FOR IMMEDIATE RELEASE Tuesday, APRIL 3, 2019
CONTACTS:
Mary Anne Grady Flores, Ithaca, NY, 607-280-8797, gradyflores08@gmail.com
Bill Ofenloch, NYC, 212-369-1590, billcpf@aol.com
On Anniversary of Anti-Nuclear Weapons Protest, Plowshares Activists Call for Renewal of Movement, Dismissal of Charges
APRIL 4, 2019 — On the first anniversary of the Kings Bay Plowshares 7 (KBP7) anti-nuclear protest, supporters have launched a global petition calling for the charges against the seven activists to be dismissed and for a renewal of the anti-nuclear weapons movement. Distinguished signers of the petition include Archbishop Desmond Tutu and several other Nobel peace laureates.
The defendants are awaiting trial for their nonviolent symbolic disarmament action at the Kings Bay nuclear submarine base in Georgia. The KBP7 acted last year on the 50th anniversary of the assassination of the Rev. Dr. Martin Luther King Jr. The base is homeport for six submarines with more than 100 Trident II D5 nuclear-armed missiles.
This Thursday at 3:45 – 4:15 p.m. EST four of the defendants will be interviewed on a Facebook live event to mark the anniversary of their action. Facebook page links are Kings Bay Plowshares and Steve Dear.
“Following the Prophet Isaiah’s biblical command to beat swords into plowshares,” the petition reads, “the seven were also acting legally to uphold anti-nuclear treaties as the supreme law of the land according to the U.S. Constitution, international law manifested in the U.N. Charter and Nuremberg principles.
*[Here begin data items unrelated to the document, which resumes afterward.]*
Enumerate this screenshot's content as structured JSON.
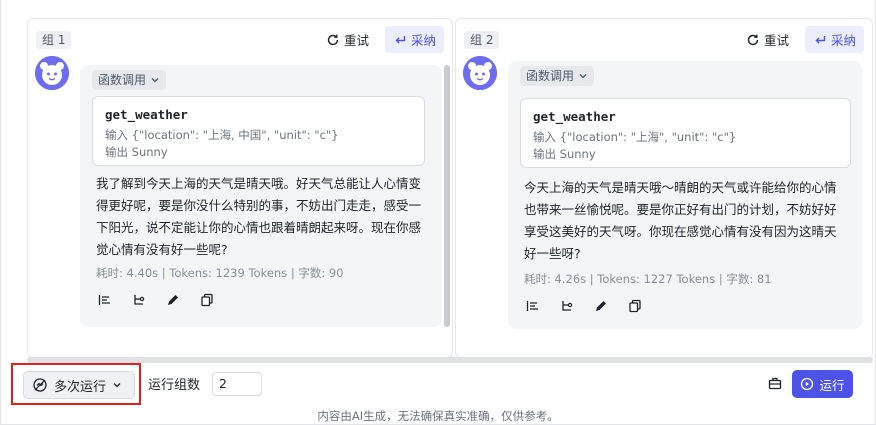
{
  "panels": [
    {
      "group_label": "组 1",
      "retry_label": "重试",
      "adopt_label": "采纳",
      "func_chip_label": "函数调用",
      "call": {
        "name": "get_weather",
        "input": "输入 {\"location\": \"上海, 中国\", \"unit\": \"c\"}",
        "output": "输出 Sunny"
      },
      "reply": "我了解到今天上海的天气是晴天哦。好天气总能让人心情变得更好呢，要是你没什么特别的事，不妨出门走走，感受一下阳光，说不定能让你的心情也跟着晴朗起来呀。现在你感觉心情有没有好一些呢?",
      "meta": "耗时: 4.40s | Tokens: 1239 Tokens | 字数: 90"
    },
    {
      "group_label": "组 2",
      "retry_label": "重试",
      "adopt_label": "采纳",
      "func_chip_label": "函数调用",
      "call": {
        "name": "get_weather",
        "input": "输入 {\"location\": \"上海\", \"unit\": \"c\"}",
        "output": "输出 Sunny"
      },
      "reply": "今天上海的天气是晴天哦～晴朗的天气或许能给你的心情也带来一丝愉悦呢。要是你正好有出门的计划，不妨好好享受这美好的天气呀。你现在感觉心情有没有因为这晴天好一些呀?",
      "meta": "耗时: 4.26s | Tokens: 1227 Tokens | 字数: 81"
    }
  ],
  "footer": {
    "multi_run_label": "多次运行",
    "group_count_label": "运行组数",
    "group_count_value": "2",
    "run_label": "运行",
    "disclaimer": "内容由AI生成，无法确保真实准确，仅供参考。"
  },
  "colors": {
    "accent": "#4d53e8",
    "accent_soft": "#eceefd",
    "avatar": "#6e6cf2",
    "highlight_border": "#e0201c"
  },
  "icons": {
    "retry": "refresh-icon",
    "adopt": "adopt-arrow-icon",
    "tools": [
      "align-icon",
      "branch-icon",
      "edit-icon",
      "copy-icon"
    ],
    "run": "play-circle-icon"
  }
}
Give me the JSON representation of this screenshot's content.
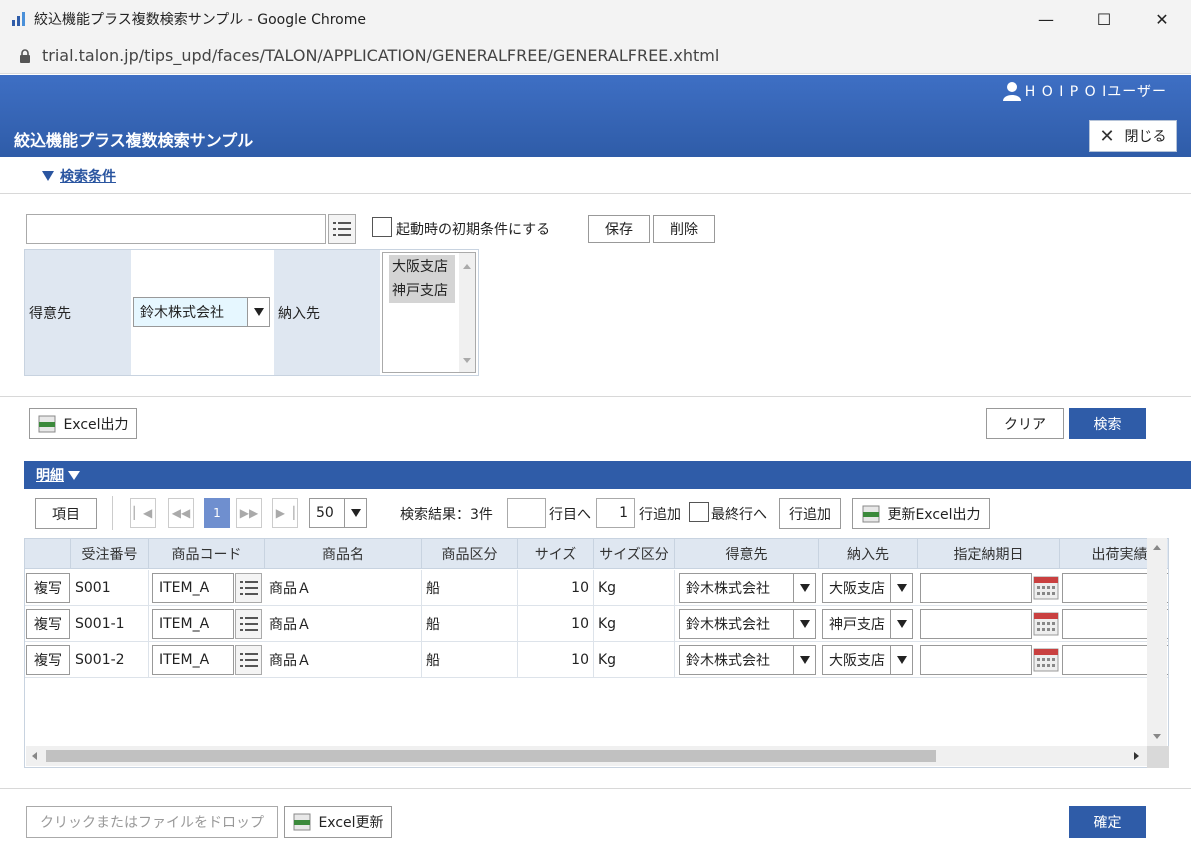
{
  "window": {
    "title": "絞込機能プラス複数検索サンプル - Google Chrome",
    "url": "trial.talon.jp/tips_upd/faces/TALON/APPLICATION/GENERALFREE/GENERALFREE.xhtml",
    "minimize": "—",
    "maximize": "☐",
    "close": "✕"
  },
  "header": {
    "user": "H O I P O Iユーザー",
    "page_title": "絞込機能プラス複数検索サンプル",
    "close_label": "閉じる"
  },
  "search": {
    "section_label": "検索条件",
    "condition_value": "",
    "startup_checkbox_label": "起動時の初期条件にする",
    "save_label": "保存",
    "delete_label": "削除",
    "customer_label": "得意先",
    "customer_value": "鈴木株式会社",
    "delivery_label": "納入先",
    "delivery_options": [
      "大阪支店",
      "神戸支店"
    ],
    "excel_output_label": "Excel出力",
    "clear_label": "クリア",
    "search_label": "検索"
  },
  "detail": {
    "section_label": "明細",
    "items_label": "項目",
    "page_current": "1",
    "page_size": "50",
    "result_text": "検索結果：3件",
    "goto_row_value": "",
    "goto_row_label": "行目へ",
    "add_count_value": "1",
    "add_count_label": "行追加",
    "last_row_label": "最終行へ",
    "add_row_label": "行追加",
    "update_excel_label": "更新Excel出力",
    "columns": [
      "受注番号",
      "商品コード",
      "商品名",
      "商品区分",
      "サイズ",
      "サイズ区分",
      "得意先",
      "納入先",
      "指定納期日",
      "出荷実績"
    ],
    "copy_label": "複写",
    "rows": [
      {
        "order_no": "S001",
        "item_code": "ITEM_A",
        "item_name": "商品Ａ",
        "item_type": "船",
        "size": "10",
        "size_unit": "Kg",
        "customer": "鈴木株式会社",
        "delivery": "大阪支店",
        "due_date": "",
        "shipped": ""
      },
      {
        "order_no": "S001-1",
        "item_code": "ITEM_A",
        "item_name": "商品Ａ",
        "item_type": "船",
        "size": "10",
        "size_unit": "Kg",
        "customer": "鈴木株式会社",
        "delivery": "神戸支店",
        "due_date": "",
        "shipped": ""
      },
      {
        "order_no": "S001-2",
        "item_code": "ITEM_A",
        "item_name": "商品Ａ",
        "item_type": "船",
        "size": "10",
        "size_unit": "Kg",
        "customer": "鈴木株式会社",
        "delivery": "大阪支店",
        "due_date": "",
        "shipped": ""
      }
    ]
  },
  "footer": {
    "dropzone_label": "クリックまたはファイルをドロップ",
    "excel_update_label": "Excel更新",
    "confirm_label": "確定"
  }
}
By their actions at Kings Bay, they sought to draw attention to the urgency of withdrawing consent and dismantling what Dr. King called the ‘triple evils’ of racism, excessive materialism, and militarism.”
Mary Anne Grady Flores’ sister, Clare Grady, is one of the seven defendants facing 25 years in prison. “These prophetic witnesses remind us of the urgency for nuclear disarmament,” Grady Flores said. “We invite everyone to join Nobel Peace laureates and leaders from around the world in calling for the charges to be dismissed and for renewing the movement to abolish all nuclear weapons throughout the world.” Grady Flores points to the need to renew the massive anti-nuclear weapons movement of the 1980s which led to a reduction of nuclear weapons worldwide from 90,000 to 15,000.
“Nuclear weapons will not go away by themselves,” said Fr. Steve Kelly, S.J. He and co-defendants Elizabeth McAlister (widow of Phil Berrigan) and Mark Colville (Amistad Catholic Worker, New Haven, CT) have been in a rural county jail in Georgia since their arrest last year. This is the 101st Plowshares disarmament protest around the world since 1980.
This week’s NATO summit in Washington celebrates the treaty alliance’s 70thanniversary on what is the 51st anniversary of the assassination of Rev. Dr. Martin Luther King, Jr. No NATO member state has ratified the 2017 Treaty on the Prohibition of Nuclear Weapons. In their statement accompanying the protest, the Plowshares activists said, “Dr. King said, ‘The ultimate logic of racism is genocide.’ We say, ‘The ultimate logic of Trident is omnicide.’”
The Plowshares activists point to the existential threat to humanity which has moved the nuclear doomsday clock to two minutes to midnight; a renewed and accelerating arms race driven by the recent withdrawal from the INF nuclear treaty, unstable government leaders and the threat cyber-attacks on nuclear systems. The KBP7 call on all of us concerned the future of the planet to work for divestment from and for the abolition of nuclear weapons.
Last fall the seven co-defendants, all Roman Catholic, asked a federal judge to dismiss the charges against them under the Religious Freedom Restoration Act (RFRA). Evidentiary hearings in November included expert testimony on the nature of their protest as a religious act. The judges have not yet issued their decision on the motion for dismissal under RFRA.
The Plowshares’ petition and further information is available at https://kingsbayplowshares7.org/global-petition
Four of the defendants are out of jail on bail, bond and GPS monitors, and are available for interviews. They are Clare Grady, (daughter of John Grady, Camden 28) Ithaca Catholic Worker, NY; Martha Hennessy (granddaughter of co-founder of the Catholic Worker, Dorothy Day) of Vermont; Patrick O’Neill, Fr. Charlie Mulholland Catholic Worker, Garner, NC; and Carmen Trotta of the New York City Catholic Worker.